Dulunya merupakan tempat berlindung yang aman dari para pemberontak, San Vicente del Caguan kini menjadi pusat perdagangan berkembang yang melayani para peternak dan pengebor minyak yang datang berbondong-bondong. Sejak pemerintah mengambil tindakan pada tahun 2002 untuk mengambil kembali zona demiliterisasi seluas Swiss yang diserahkan kepada FARC, jumlah penduduk meningkat tiga kali lipat, tingkat kejahatan menurun dan pemerintah membuat kehadirannya terasa dengan cara yang belum pernah terjadi sebelumnya.
Walikota Humberto Sanchez, yang ditawan oleh FARC selama beberapa bulan pada tahun 2006, mengatakan kebanyakan orang bahkan tidak ingat kapan terakhir kali pemberontak mencoba melancarkan serangan ke kota berpenduduk 40.000 jiwa. Meskipun para simpatisan masih diam-diam menyebarkan propaganda pro-FARC dari waktu ke waktu, ketakutan yang timbul dari tindakan tersebut sebagian besar telah hilang dan para pemilik toko mengatakan bahwa mereka tidak lagi diperas oleh FARC untuk membayar “vaksin” yang menjamin keselamatan mereka.
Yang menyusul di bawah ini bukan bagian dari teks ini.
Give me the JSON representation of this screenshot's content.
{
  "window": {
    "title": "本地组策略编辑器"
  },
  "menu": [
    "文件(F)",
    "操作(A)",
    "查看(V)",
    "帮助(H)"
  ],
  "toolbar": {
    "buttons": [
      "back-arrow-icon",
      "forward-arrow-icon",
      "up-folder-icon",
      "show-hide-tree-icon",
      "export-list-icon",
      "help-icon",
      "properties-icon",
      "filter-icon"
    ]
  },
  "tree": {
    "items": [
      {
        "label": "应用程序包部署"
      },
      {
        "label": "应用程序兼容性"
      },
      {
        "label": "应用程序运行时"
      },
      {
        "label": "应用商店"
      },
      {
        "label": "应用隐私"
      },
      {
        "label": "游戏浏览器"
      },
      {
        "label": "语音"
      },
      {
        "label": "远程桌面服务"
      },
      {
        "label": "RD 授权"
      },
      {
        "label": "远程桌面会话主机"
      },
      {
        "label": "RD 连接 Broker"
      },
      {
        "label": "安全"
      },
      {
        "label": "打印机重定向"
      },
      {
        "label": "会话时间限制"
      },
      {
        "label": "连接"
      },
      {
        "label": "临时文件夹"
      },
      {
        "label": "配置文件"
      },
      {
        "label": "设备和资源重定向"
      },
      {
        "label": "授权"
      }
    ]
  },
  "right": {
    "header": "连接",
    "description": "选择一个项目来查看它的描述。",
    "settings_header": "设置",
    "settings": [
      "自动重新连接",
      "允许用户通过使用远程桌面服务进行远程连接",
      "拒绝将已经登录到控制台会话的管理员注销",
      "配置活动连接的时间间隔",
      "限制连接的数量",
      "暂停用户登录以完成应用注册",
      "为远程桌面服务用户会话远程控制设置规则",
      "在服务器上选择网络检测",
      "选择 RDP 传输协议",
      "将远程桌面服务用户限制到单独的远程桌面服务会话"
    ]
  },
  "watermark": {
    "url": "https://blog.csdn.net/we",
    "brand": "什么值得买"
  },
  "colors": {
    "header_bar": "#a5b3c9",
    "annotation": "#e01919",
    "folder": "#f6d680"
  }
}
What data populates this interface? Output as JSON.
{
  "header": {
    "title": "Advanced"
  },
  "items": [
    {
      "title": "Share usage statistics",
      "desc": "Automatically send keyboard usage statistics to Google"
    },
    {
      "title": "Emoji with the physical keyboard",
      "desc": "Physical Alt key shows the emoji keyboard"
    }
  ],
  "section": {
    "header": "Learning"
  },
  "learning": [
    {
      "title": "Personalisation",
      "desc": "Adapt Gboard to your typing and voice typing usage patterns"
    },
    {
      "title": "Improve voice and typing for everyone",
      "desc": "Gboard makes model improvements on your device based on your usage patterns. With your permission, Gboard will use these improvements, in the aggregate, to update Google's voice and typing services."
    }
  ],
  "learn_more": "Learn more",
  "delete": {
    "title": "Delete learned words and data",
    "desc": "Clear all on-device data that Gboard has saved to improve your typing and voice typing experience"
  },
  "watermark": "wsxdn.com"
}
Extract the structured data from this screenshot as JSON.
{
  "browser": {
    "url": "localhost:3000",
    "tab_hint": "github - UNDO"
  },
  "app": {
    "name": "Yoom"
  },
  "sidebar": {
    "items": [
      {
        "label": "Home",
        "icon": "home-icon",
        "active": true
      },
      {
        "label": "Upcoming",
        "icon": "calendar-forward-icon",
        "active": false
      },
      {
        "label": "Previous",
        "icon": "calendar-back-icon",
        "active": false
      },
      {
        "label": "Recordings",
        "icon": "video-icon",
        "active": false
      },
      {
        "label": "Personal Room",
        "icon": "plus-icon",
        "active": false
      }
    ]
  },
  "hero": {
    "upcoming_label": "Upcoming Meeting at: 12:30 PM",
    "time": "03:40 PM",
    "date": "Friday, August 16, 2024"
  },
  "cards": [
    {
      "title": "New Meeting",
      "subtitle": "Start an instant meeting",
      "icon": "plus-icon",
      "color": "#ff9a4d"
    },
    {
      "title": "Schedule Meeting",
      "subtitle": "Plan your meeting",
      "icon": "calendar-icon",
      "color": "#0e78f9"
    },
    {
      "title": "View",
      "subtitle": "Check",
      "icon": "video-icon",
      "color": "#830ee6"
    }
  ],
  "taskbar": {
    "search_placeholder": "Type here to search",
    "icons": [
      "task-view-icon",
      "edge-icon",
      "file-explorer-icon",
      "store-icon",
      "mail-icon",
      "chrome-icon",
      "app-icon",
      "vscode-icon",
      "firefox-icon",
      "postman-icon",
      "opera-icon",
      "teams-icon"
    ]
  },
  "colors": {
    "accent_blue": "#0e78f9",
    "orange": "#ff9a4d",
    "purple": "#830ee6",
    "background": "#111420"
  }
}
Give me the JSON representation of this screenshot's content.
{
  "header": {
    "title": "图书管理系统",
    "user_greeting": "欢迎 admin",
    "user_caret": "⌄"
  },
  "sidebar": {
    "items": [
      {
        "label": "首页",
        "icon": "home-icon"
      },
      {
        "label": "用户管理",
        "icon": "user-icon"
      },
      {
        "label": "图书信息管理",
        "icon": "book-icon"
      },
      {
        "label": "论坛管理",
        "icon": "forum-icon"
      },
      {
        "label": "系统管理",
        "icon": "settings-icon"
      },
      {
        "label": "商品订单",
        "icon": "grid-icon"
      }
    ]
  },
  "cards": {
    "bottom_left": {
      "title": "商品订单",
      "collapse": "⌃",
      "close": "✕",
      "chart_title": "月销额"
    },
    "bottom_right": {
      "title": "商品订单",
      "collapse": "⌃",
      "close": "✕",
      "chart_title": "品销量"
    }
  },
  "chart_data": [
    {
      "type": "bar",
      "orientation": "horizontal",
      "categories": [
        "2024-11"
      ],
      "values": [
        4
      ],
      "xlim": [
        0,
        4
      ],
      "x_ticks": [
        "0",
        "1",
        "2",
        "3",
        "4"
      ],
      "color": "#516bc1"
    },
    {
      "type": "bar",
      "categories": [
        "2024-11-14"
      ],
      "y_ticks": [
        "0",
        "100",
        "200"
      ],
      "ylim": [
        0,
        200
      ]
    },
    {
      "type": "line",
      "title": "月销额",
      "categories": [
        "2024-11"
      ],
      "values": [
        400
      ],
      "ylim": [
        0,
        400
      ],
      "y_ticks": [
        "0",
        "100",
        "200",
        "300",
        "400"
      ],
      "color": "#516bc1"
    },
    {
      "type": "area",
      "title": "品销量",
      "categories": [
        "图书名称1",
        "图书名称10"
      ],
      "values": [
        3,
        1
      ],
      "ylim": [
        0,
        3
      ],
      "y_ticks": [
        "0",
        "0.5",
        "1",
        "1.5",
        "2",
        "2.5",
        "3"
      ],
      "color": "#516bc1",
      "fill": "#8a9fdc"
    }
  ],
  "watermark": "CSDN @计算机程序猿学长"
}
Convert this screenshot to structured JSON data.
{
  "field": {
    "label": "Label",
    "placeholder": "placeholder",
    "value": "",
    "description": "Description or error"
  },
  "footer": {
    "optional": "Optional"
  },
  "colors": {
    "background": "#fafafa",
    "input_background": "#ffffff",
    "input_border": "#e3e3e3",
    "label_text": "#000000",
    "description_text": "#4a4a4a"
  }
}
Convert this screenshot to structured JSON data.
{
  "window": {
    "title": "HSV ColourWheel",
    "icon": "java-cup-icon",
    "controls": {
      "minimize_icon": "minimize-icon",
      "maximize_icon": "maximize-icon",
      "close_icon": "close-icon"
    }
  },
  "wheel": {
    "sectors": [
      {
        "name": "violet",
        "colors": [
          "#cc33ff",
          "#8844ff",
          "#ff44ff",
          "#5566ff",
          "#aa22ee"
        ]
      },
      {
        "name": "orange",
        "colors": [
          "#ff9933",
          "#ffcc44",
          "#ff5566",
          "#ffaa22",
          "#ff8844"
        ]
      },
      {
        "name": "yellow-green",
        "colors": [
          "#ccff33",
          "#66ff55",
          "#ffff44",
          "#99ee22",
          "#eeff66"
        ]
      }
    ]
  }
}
“Pengepungan permanen yang dilakukan oleh gerilyawan sudah tidak ada lagi,” kata Sanchez, yang berasal dari partai konservatif Pusat Demokratik, yang hingga saat ini tidak pernah bermimpi untuk mendapatkan pijakan di tempat yang oleh warga Kolombia disebut sebagai “tempat perlindungan” para pemberontak.
Mulai hari Sabtu, beberapa jam dari kota melalui jalan tanah yang berlumpur dan rusak, FARC akan mengadakan konferensinya yang ke-10 dan yang terakhir sebagai tentara gerilya untuk meratifikasi perjanjian yang dicapai bulan lalu dengan perunding pemerintah di Kuba. Di daerah yang dikenal sebagai Dataran Yari, pemberontak membangun bangunan bambu sementara untuk menampung ratusan delegasi yang untuk pertama kalinya akan memperdebatkan strategi politik masa depan mereka dan bukan taktik medan perang. Ratusan jurnalis diundang untuk menyaksikan proses tersebut.
Sanchez mengatakan peran Caguan sebagai tuan rumah acara tersebut – yang kotanya sebesar Haiti – adalah sebuah pengorbanan kecil dalam perjalanan menuju perdamaian yang ia harap akan dibayar kembali oleh pemerintah yang mencurahkan lebih banyak sumber daya untuk pembangunan kota tersebut. Keinginannya yang utama adalah pembukaan kembali penerbangan komersial di bandara kota dan pembangunan sekolah kejuruan milik negara untuk 3.000 orang dewasa muda.
Namun kota ini telah mengalami perbaikan besar, seperti pemasangan lampu jalan dan alun-alun baru, karena royalti minyak yang mengalir masuk dan kehadiran unit militer elit secara permanen.
Beberapa warga, yang masih merasa sakit hati akibat serangan mortir dan penculikan yang dilakukan oleh pemberontak selama bertahun-tahun, mengatakan bahwa mereka berencana untuk memberikan suara menentang perjanjian perdamaian dalam referendum yang dijadwalkan pada tanggal 2 Oktober. Yang lain lebih bersedia untuk memaafkan dan bahkan mengungkapkan kekecewaan karena mereka tidak dapat memainkan peran yang lebih besar dalam rekonsiliasi Kolombia.
“Perjanjian perdamaian seharusnya ditandatangani di sini,” kata Tatiana Pineda, seorang asisten toko berusia 36 tahun.